Seine Augen leuchten bei diesen Worten, und mir wird ganz warm vor Freude für ihn.

Ich will grade antworten, als es klingelt. Kurz darauf kommt Yoongi mit seinem eigenen Schlüssel zur Tür rein und begrüßt uns.
"Guten Morgen, allerseits. Neuigkeiten, Joon. Und wie geht es dir, Nelli? Es tut mir leid, dass ich euer erstes Frühstück zum Arbeitsessen machen muss, aber du willst sicher auch auf den neuesten Stand gebracht werden."
"Guten Morgen, Yoongi. Holst du zwischendurch auch mal Luft?"
"Hmmmm ... heute mal nicht."
Er lächelt.
"Es ist viel Arbeit, es sind manche Herausforderungen dabei. Aber diese Arbeit macht mich so viel glücklicher als das miese Forschungsinstitut, dass ich richtig Freude habe am Powern."

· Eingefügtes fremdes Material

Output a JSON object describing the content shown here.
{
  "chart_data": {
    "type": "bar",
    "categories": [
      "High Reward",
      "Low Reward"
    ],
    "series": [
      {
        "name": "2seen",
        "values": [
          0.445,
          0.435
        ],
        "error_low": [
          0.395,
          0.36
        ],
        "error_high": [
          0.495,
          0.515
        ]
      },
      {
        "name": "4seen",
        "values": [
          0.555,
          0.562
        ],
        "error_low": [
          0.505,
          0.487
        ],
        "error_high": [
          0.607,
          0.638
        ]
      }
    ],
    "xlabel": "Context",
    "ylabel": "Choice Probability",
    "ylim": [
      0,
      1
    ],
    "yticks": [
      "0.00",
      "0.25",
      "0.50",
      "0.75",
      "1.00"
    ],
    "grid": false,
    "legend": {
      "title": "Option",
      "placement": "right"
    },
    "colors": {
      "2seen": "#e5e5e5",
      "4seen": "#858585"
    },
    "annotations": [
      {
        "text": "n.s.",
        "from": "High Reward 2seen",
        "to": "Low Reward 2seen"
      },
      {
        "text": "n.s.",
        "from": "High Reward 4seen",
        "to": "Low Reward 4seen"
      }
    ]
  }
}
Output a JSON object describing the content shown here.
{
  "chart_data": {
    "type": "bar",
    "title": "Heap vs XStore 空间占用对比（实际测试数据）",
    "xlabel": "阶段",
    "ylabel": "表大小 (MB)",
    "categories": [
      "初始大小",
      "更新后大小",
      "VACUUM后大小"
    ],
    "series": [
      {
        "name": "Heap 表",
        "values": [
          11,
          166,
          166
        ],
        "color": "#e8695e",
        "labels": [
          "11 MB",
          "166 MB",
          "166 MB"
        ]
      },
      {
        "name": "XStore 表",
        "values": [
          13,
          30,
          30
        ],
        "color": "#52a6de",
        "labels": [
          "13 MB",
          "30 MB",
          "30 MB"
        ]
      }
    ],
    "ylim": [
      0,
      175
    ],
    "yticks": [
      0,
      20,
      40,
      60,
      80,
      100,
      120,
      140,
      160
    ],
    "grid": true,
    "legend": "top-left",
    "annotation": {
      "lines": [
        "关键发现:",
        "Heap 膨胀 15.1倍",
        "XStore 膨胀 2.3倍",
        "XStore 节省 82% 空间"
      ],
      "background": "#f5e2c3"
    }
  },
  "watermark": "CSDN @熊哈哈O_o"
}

Wir setzen uns und genießen Namjoons Kochkünste. Das Thema der nächsten Tage klammern wir dabei dann doch völlig aus. Das hat Zeit bis später. Jetzt erzähle ich lieber von Berlin und ein bisschen von der Wirkung der Bildermappe.

"Ich hab ja bei der Abreise noch hier am Flughafen eine Panikattacke bekommen, weil sich in meinem Kopf eine riesige Angst vor der 'schrecklichen Wahrheit dieses Wasauchimmers' aufgebaut hatte. So-Ra hat mich wunderbar bis zum Termin am Montag durchgelotst. Und dann hat sich herausgestellt, dass diese ominöse Bedrohung aus einer dicken Mappe mit selbstgemalten Bildern besteht, zusammen mit Briefen an meine Mutter. Viel über mich, viel über sein Leid, sehr viel Liebevolles.
Natürlich habe ich die ganz harten Sachen noch umschifft. Aber da das eine Loseblattsammlung mit einem guten Inhaltsverzeichnis ist, kann ich problemlos genau aussuchen, was ich mir als nächstes ansehen will. Darum ging es mir schnell immer besser. Wenn man mal von den Sorgen und dem Ärger um euch absieht ..."

Yoongi spitzt neugierig die Ohren.
"Konnte dein Onkel gut malen?"
"Sehr! Moment."
Ich flitze ins Wohnzimmer und greife die Mappe von meinem Schreibtisch, wo ich sie gestern hingelegt hatte. Damit gehe ich zurück in die Küche.
"Joonie, such doch bitte mal die Seite raus, wo Harry mich wie einen Flieger auf der Schulter trägt. Und wo er mir die Haare kämmt. Die sind zusammen auf einer Seite."

Namjoon öffnet die Mappe und blättert darin, ohne dass ich etwas sehen kann. Seine Augen werden immer größer dabei, und ich kann an seinem Gesicht sehen, ob er grade etwas Schönes oder etwas Trauriges sieht. Dann zieht er die passende Seite aus dem Stapel.